Why does Jack the Ripper still hold a macabre fascination for people around the world so long after his spree of mass murder? Foremost is the reason that he has never been caught, or identified, though there are countless theories about who committed the ghastly murders of London prostitutes in the area of Whitechapel. With Sherlock Holmes In New York: The Adventure Of The New York Ripper, author Philip Carraher has Sherlock Holmes (originally created by Sir Arthur Conan Doyle) hot on the trail of a person(s) unknown who have killed prostitutes in New York in an eerily similar way to Jack the Ripper in London. Could it be the same person(s), carrying on their bloody business in the New World?
The Adventure Of The New York Ripper is Carraher’s third book featuring Sherlock Holmes, the first two being The Adventure of the Dead Rabbits Society and a collection of stories involving Holmes, Alias Simon Hawkes.
Simon Hawkes is a pseudonym Holmes is going under in New York to avoid unwanted
attention from any members of Professor Moriarty’s gang like Captain Moran who
may still be trying to kill him. Beekeeping with his brother Mycroft not being
all that it was cracked up to be, Sherlock finds it hard to leave detective work
behind him. His friend on the New York police force, Inspector Cullen, convinces
him to help out in the investigation of the death of a prostitute known as the
“due to her penchant for reciting children’s rhymes as she walked down the streets or stood at a bar soliciting drinks from others in a saloon, offering a trade, a drink in exchange for the currency of a child’s poem.”
The Rhyming Child has been garroted to death and her body mutilated similar to the victims of Jack the Ripper. A string of deaths to follow, and much of The New York Ripper is a pretty engrossing yarn. The theories that Simon Hawkes (Holmes) comes up with are intriguing - that fire escapes are used by the murderer(s) to leave the scene of the crimes, for instance, and that possibly more than one person could have been involved in both the original Whitechapel murders and the ones in New York.
Holmes eventually deduces who might be involved in the murders, aided by a package of information mailed to him from England by his brother Mycroft. He pours over the details of the original murders, comparing and contrasting them to the murders in London, and settles on whom he thinks could have committed the murders in both places to fit in with the timeline of the deaths. Perhaps too much time and space is spent rehashing the Ripper’s murders in London; a summary of them would have served the purpose better. Also, a suspect Holmes initially thinks might have been involved, referred to as C. Knicklo, is brought up and then dropped with not much of a reason given other than that better suspects surface.
The Adventure Of The New York Ripper proves there’s still much valuable gold left to be mined by resurrecting the venerable sleuth Sherlock Holmes.
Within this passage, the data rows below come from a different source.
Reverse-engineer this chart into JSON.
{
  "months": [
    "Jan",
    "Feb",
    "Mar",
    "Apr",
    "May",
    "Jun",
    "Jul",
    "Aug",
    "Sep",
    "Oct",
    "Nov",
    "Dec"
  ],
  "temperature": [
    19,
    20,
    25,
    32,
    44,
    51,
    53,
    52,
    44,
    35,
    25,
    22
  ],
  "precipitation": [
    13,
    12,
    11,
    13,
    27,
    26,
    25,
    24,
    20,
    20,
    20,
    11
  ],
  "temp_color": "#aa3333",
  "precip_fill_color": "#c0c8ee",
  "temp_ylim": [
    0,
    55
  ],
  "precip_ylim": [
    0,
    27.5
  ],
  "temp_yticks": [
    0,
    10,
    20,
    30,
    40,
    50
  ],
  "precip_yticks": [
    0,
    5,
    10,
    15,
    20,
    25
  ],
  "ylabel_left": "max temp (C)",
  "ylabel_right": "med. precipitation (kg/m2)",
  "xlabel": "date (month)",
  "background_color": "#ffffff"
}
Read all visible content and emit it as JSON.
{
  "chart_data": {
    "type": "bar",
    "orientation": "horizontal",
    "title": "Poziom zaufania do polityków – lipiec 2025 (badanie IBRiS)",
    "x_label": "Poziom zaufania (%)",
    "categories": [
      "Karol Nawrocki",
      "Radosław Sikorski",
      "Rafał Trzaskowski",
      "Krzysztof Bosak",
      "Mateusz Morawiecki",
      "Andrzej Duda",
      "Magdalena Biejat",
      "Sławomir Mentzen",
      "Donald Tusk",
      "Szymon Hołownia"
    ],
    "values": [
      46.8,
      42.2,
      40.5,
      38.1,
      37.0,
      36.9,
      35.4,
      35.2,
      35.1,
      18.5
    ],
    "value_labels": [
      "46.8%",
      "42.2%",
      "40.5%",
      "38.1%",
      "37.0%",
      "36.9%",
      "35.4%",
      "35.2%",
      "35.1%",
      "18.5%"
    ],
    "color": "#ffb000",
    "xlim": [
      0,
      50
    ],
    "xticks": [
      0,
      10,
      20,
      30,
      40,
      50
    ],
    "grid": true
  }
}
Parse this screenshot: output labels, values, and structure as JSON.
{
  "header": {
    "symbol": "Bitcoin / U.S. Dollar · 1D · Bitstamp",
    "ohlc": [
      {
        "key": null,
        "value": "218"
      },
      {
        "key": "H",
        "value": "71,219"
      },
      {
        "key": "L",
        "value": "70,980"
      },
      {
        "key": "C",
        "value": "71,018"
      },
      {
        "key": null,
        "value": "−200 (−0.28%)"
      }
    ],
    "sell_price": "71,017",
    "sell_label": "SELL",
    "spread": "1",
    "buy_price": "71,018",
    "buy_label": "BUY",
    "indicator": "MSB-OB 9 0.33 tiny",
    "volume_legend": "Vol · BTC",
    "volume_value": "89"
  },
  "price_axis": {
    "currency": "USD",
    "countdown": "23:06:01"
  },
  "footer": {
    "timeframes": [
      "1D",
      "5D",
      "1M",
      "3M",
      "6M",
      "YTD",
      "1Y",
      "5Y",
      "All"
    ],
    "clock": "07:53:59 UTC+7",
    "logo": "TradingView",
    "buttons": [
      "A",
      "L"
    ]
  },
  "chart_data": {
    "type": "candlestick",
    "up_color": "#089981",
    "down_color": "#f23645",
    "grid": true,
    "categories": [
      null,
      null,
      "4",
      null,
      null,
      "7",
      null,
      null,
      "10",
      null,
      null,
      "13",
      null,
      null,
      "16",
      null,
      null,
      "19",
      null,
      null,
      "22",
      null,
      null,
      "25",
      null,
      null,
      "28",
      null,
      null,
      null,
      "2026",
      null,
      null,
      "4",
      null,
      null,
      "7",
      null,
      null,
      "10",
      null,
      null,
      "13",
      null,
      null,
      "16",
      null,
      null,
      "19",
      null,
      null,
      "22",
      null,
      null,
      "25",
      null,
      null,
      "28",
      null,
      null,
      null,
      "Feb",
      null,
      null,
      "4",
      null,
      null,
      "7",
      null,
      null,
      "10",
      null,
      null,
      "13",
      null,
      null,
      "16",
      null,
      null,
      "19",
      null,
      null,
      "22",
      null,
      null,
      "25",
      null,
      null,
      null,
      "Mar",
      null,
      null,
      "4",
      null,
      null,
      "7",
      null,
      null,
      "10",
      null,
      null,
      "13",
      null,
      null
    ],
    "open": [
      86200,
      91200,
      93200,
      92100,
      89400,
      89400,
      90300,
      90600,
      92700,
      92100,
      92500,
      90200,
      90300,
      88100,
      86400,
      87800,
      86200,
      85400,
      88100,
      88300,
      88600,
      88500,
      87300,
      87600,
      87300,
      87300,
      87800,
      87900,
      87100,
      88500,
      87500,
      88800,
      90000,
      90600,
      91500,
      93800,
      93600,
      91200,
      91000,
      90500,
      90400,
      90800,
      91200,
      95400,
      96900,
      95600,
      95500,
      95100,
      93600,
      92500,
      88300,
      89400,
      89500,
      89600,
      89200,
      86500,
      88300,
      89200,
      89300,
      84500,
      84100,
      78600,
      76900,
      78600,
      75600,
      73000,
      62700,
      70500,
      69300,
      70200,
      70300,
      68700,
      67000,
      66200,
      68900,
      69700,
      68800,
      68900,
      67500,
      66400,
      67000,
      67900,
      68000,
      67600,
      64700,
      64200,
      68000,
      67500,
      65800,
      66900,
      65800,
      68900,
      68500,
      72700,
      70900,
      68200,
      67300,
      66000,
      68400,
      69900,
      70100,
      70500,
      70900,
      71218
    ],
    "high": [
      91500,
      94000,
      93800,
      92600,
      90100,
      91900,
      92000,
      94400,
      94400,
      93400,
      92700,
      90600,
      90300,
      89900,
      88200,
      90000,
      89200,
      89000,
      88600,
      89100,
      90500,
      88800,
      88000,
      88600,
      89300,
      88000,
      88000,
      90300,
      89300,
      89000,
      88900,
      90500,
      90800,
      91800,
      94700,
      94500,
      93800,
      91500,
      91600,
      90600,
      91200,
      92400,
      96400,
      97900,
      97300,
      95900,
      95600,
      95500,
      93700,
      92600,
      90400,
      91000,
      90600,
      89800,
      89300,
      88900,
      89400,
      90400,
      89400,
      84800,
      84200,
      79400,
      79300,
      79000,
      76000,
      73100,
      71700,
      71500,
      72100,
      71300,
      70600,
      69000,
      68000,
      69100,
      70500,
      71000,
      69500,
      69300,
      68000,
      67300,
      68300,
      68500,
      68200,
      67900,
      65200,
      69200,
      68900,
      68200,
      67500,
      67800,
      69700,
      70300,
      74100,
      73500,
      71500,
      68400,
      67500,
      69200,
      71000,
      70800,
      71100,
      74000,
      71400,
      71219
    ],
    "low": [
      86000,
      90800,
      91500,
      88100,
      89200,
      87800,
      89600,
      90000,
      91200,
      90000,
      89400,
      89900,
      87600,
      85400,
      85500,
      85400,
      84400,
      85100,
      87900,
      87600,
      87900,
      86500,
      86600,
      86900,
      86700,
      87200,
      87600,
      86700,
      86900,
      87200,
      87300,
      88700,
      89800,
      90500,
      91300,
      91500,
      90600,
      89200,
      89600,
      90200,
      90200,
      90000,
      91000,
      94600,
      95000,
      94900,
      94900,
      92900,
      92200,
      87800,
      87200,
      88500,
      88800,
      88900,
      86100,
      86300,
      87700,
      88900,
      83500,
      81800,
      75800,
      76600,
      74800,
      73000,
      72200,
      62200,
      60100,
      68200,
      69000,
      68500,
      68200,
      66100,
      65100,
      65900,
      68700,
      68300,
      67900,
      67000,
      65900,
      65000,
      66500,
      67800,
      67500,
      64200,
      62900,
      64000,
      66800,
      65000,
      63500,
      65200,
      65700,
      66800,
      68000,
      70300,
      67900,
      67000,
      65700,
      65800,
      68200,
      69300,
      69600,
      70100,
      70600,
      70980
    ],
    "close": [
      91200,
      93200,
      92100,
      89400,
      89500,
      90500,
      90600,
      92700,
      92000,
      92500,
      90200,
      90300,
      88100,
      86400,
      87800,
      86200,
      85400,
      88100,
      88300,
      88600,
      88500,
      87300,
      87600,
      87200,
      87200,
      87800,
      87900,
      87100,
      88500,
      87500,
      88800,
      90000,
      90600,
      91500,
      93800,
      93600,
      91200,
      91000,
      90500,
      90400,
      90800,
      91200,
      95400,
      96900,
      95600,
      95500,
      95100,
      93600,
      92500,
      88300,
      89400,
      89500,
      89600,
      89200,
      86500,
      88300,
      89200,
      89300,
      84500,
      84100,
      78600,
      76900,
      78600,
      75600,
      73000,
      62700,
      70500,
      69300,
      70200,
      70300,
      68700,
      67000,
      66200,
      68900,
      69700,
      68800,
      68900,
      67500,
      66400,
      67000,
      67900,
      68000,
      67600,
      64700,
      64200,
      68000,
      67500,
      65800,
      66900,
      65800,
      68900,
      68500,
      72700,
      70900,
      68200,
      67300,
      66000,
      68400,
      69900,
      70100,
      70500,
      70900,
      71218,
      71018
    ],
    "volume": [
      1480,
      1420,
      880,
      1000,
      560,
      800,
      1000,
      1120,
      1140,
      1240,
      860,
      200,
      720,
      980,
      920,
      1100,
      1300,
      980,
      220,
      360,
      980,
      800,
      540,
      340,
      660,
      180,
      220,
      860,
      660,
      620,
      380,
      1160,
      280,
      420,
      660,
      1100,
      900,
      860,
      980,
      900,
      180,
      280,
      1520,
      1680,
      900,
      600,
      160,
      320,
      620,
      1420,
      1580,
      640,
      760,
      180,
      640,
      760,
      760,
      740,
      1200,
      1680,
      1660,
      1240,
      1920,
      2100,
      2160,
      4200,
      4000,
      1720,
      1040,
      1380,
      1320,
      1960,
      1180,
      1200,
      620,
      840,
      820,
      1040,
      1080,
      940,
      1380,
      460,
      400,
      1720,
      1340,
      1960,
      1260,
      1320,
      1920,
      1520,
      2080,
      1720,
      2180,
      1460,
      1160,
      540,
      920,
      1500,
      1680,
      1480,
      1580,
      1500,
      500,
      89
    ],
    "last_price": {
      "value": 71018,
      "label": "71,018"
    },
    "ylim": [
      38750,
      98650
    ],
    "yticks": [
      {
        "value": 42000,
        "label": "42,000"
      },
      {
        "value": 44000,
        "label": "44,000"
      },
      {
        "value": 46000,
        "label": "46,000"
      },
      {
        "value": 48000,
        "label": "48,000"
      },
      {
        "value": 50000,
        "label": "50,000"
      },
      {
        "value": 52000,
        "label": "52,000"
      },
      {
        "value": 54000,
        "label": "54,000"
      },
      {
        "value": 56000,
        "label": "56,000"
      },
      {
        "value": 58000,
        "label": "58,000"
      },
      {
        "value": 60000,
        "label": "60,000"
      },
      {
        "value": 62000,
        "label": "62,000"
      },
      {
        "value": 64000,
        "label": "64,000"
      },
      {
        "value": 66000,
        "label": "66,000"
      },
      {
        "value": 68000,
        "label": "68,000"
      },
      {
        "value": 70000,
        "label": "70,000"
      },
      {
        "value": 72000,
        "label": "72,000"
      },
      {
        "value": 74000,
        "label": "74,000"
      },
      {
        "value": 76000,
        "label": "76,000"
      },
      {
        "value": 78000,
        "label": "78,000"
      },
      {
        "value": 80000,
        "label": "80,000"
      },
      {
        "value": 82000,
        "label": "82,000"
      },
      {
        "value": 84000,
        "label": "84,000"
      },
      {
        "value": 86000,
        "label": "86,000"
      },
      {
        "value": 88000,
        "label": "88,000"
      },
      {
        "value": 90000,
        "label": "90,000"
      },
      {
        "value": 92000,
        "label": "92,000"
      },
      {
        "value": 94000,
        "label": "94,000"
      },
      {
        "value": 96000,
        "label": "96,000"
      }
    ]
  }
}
Philip Carrahers does an admirable job filling in Sir Arthur Conan Doyle’s immense literary shoes. Despite the many pages he devotes to going over Jack the Ripper’s murders (old hat to many readers interested in this “ultimate serial killer”), those readers who aren’t as well informed about the murders may find the pages written about them crucial to understanding the events that unfold in this novel. Carraher does a fine job, all-in-all, with The Adventure Of The New York Ripper, which should appeal to anyone interested in Sherlock Holmes, mystery novels, and/or Jack the Ripper junkies.